Oltreoceano però non se la passano meglio; il programma di Trump ha al centro il riequilibrio della bilancia commerciale. In tutto, l’economia americana importa ogni anno dal resto del mondo beni e servizi per oltre 500 miliardi in più di quanti ne esporta. Ma un deficit del genere si può coprire soltanto con un aumento dell’indebitamento, quest’anno già destinato ad impennarsi per il finanziamento della riforma fiscale. Nessuna via d’uscita per gli americani: i Tbond fanno sempre meno gola a Cina e Giappone e gli europei si guardano bene dal portare i loro capitali negli Usa.

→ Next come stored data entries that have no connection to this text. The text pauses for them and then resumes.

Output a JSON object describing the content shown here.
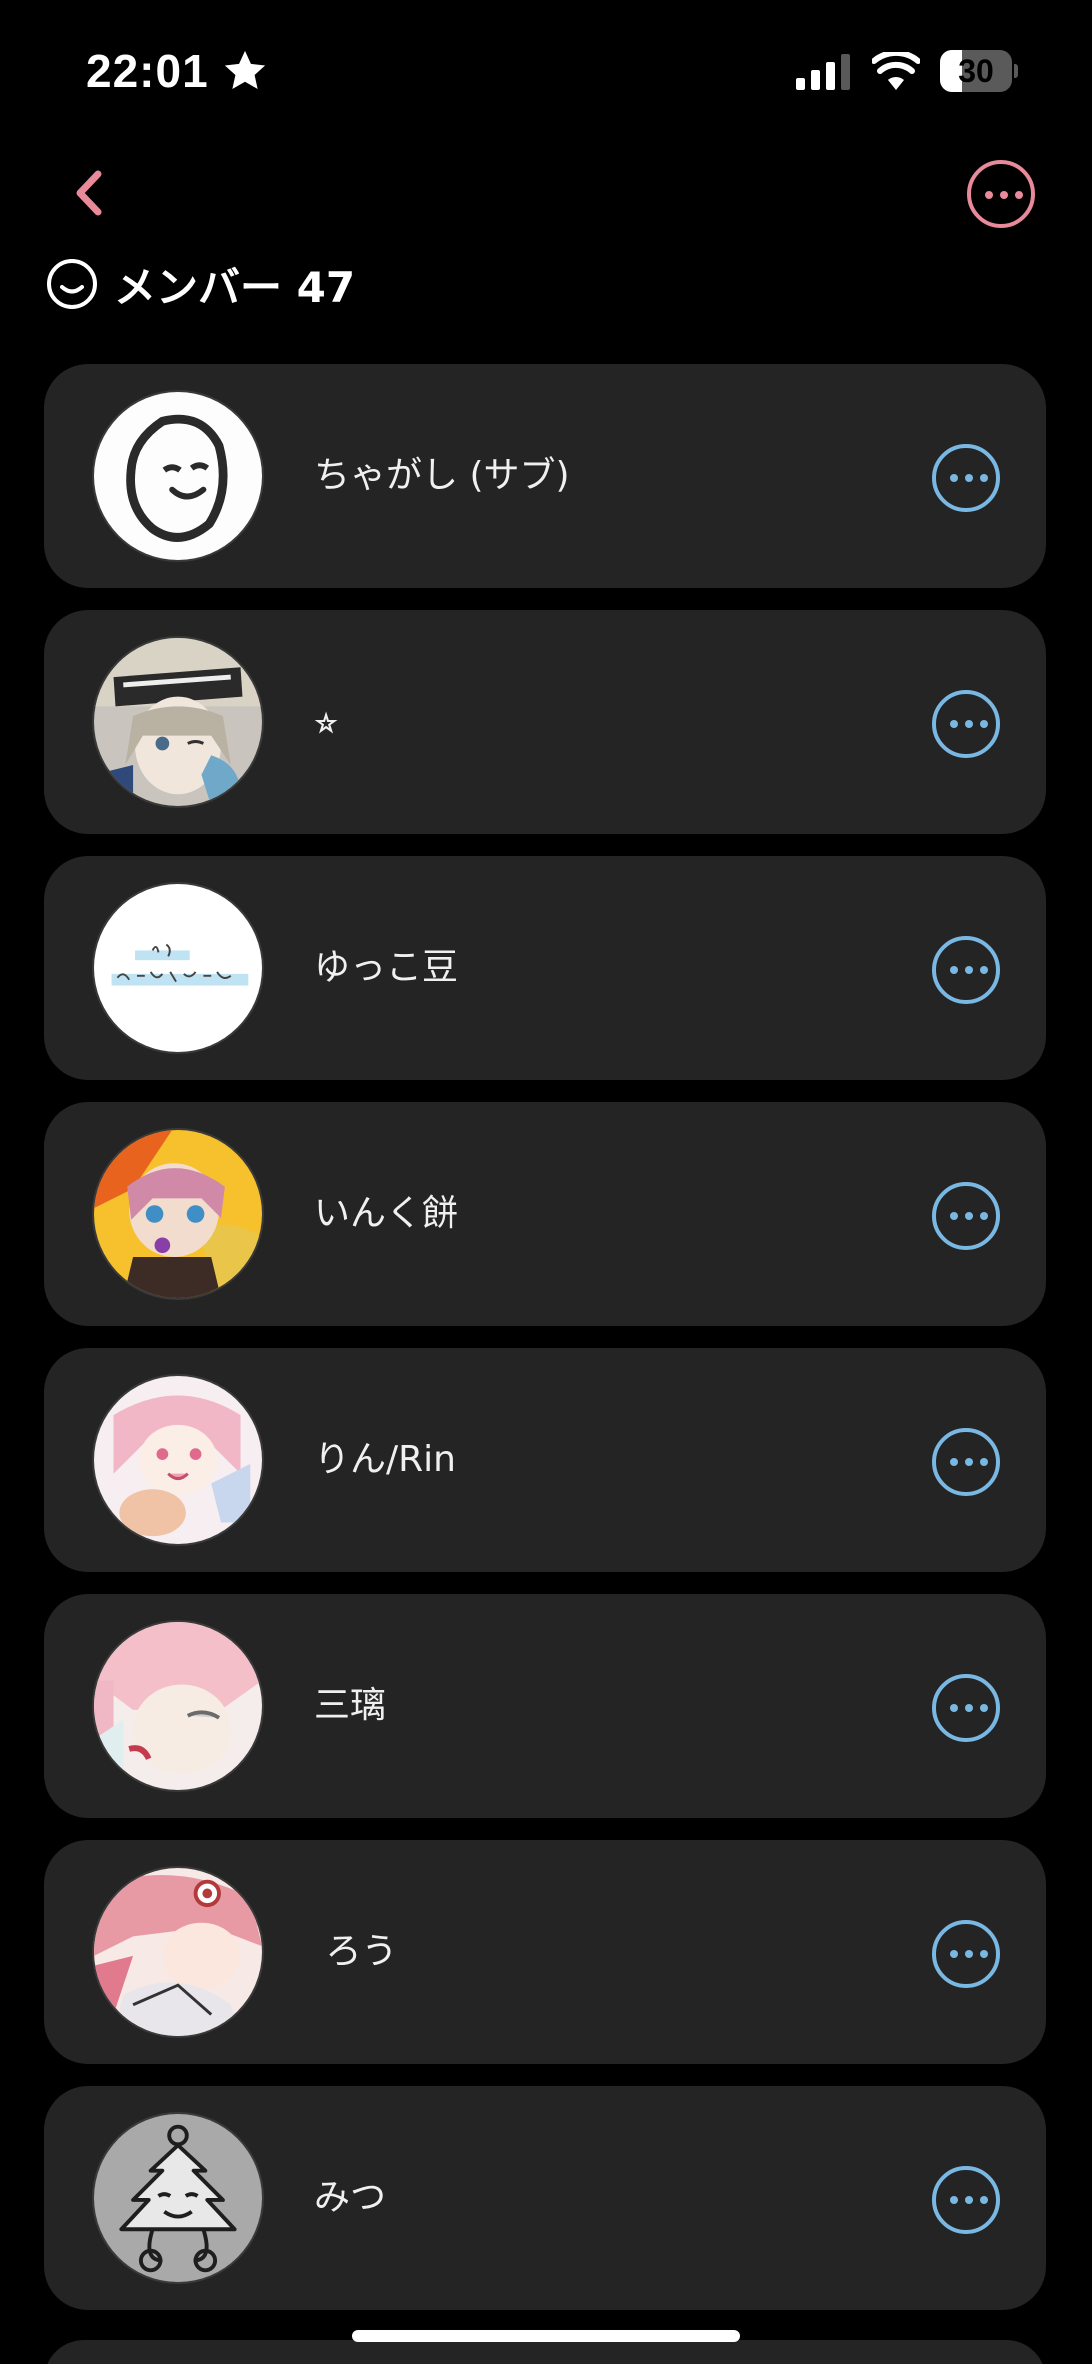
{
  "status_bar": {
    "time": "22:01",
    "battery": "30",
    "battery_level": 0.3
  },
  "header": {
    "title": "メンバー 47"
  },
  "colors": {
    "accent_pink": "#e88a9a",
    "accent_blue": "#7ab8e4",
    "card_bg": "#242424",
    "page_bg": "#000000"
  },
  "members": [
    {
      "name": "ちゃがし (サブ)",
      "avatar": "white-blob-face"
    },
    {
      "name": "⭐︎",
      "avatar": "anime-girl-striped-hat"
    },
    {
      "name": "ゆっこ豆",
      "avatar": "text-image-white"
    },
    {
      "name": "いんく餅",
      "avatar": "anime-character-orange"
    },
    {
      "name": "りん/Rin",
      "avatar": "anime-girl-pink-pastel"
    },
    {
      "name": "三璃",
      "avatar": "anime-girl-pink-hair"
    },
    {
      "name": " ろう",
      "avatar": "anime-pink-red-eye"
    },
    {
      "name": "みつ",
      "avatar": "gray-doodle-character"
    }
  ]
}
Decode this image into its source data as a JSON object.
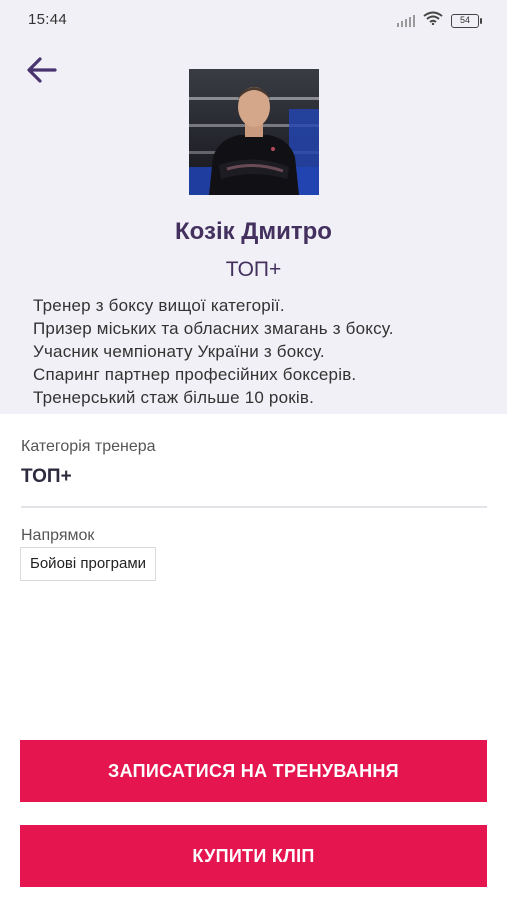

«In questo momento una guerra valutaria è l’ultima cosa di cui abbiamo bisogno» ammonisce da Davos Benoit Coeuré, membro del comitato esecutivo della Bce. Sta di fatto che trovare un equilibrio tra Europa e America non sarà impresa facile. Lo stesso Coeuré ha messo le carte in tavola: «Se la volatilità sui cambi porta di fatto a una restrizione dell’espansione monetaria dovremo agire», lasciando intendere che un euro ancora forte allontana l’inflazione e quindi la fine del Quantitative easing e dei tassi bassi.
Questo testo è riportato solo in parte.